[Tien Dung]

Hello everyone,

I am trying to obtain the compressor map for the NASA Stage 37 - a transonic axial compressor. I carried steady simulations with 1 rotor and 1 stator, using the SST model.

I was able to reach convergence around the design point (RMS less than 10-6, pressure ratio and efficiency also converged). But when I increased the outlet pressure to find the near-stall point, I got an Overflow problem after about 200 steps. I tried to change the physical time step from 0.0001 to 0.05 (include the residence time) but the problem remained. I checked the y+ for converged cases and y+< 2 in almost all areas.

I ran the same simulations for this compressor before with the k-e model and it converged quite easily.

What do you guys think is the problem? Mesh or boundary condition? Any suggestion is appreciated. Thank you for your time.

[ghorrocks]

Quote:

What do you guys think is the problem? Mesh or boundary condition?
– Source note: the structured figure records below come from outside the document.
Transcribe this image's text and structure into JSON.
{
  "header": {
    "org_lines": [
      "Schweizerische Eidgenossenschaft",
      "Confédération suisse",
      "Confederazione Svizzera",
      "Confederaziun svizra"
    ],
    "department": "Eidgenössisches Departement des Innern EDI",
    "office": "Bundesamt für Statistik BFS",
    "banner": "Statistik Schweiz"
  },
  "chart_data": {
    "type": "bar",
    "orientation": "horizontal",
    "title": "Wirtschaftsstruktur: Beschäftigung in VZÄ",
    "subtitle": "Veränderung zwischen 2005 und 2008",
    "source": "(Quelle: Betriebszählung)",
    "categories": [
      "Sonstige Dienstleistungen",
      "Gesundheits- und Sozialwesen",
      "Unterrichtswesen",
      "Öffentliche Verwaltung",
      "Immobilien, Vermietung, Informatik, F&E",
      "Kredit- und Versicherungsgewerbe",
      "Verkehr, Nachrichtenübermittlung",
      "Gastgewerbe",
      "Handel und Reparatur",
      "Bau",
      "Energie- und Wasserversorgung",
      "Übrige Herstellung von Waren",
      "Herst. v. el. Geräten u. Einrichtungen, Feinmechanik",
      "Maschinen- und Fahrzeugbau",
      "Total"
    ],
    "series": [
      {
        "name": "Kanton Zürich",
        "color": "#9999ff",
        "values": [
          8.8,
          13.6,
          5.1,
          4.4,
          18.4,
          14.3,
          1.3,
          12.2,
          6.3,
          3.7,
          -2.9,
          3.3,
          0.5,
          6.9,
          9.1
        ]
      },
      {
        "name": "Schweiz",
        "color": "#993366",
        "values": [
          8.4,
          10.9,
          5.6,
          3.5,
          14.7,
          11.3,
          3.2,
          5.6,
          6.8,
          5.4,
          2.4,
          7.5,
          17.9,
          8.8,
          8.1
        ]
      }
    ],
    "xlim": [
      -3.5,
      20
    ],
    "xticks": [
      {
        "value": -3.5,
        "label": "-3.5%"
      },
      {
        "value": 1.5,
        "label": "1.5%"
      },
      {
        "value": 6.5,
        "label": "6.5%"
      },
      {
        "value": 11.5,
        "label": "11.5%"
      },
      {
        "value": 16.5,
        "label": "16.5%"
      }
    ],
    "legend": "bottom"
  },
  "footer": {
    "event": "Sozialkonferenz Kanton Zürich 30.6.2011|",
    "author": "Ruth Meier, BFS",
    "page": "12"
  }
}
Neither. At stall the 2 equation turbulence models you have been using are not suitable for these flows as you have large scale transient features. You may need a more sophisticated turbulence model, possible SAS or one of the LES based approaches.

[Tien Dung]

Thank you for your reply.
I understand that at stall, the flow is highly transient, and transient simulation is the best option. But in papers I read, they used SST models for similar compressors and obtained reasonable results with steady simulations. As I said, when I used k-e model, the simulation converged and results came quite close to experimental data. Maybe reducing the effect of transient features can help in my case?

[Opaque]

You mentioned you increased the pressure to move towards the stall conditions, correct?

For what I understand, the current practice to obtain the operating curve is to use the Exit Corrected Mass Flow option.

Once you have obtained a converged solution of your liking, you reduce or increase the specified value to move left/right along the curve using the previous solution as the initial guess.

Keep in mind that as you approach the stall point, the reduction in mass flow specification would be smaller and smaller until the simulation no longer converges.

You can try using a similar approach using the outlet pressure specification, but you may encounter convergence issues depending on the details of the machine you are modeling. The smoother/uniform the curve towards the stall point, the more difficult to solve it becomes (older practice)

Hope the above helps

[Tien Dung]

Quote:

Originally Posted by Opaque

For what I understand, the current practice to obtain the operating curve is to use the Exit Corrected Mass Flow option.

Once you have obtained a converged solution of your liking, you reduce or increase the specified value to move left/right along the curve using the previous solution as the initial guess.

I will try the exit corrected mass flow approach. Thank you.

[Dinh_Son]

Quote:

Originally Posted by Tien Dung

I will try the exit corrected mass flow approach. Thank you.

Sorry for repeating an old topic. Have you success with exit mass flow boundary condition, Tien Dung?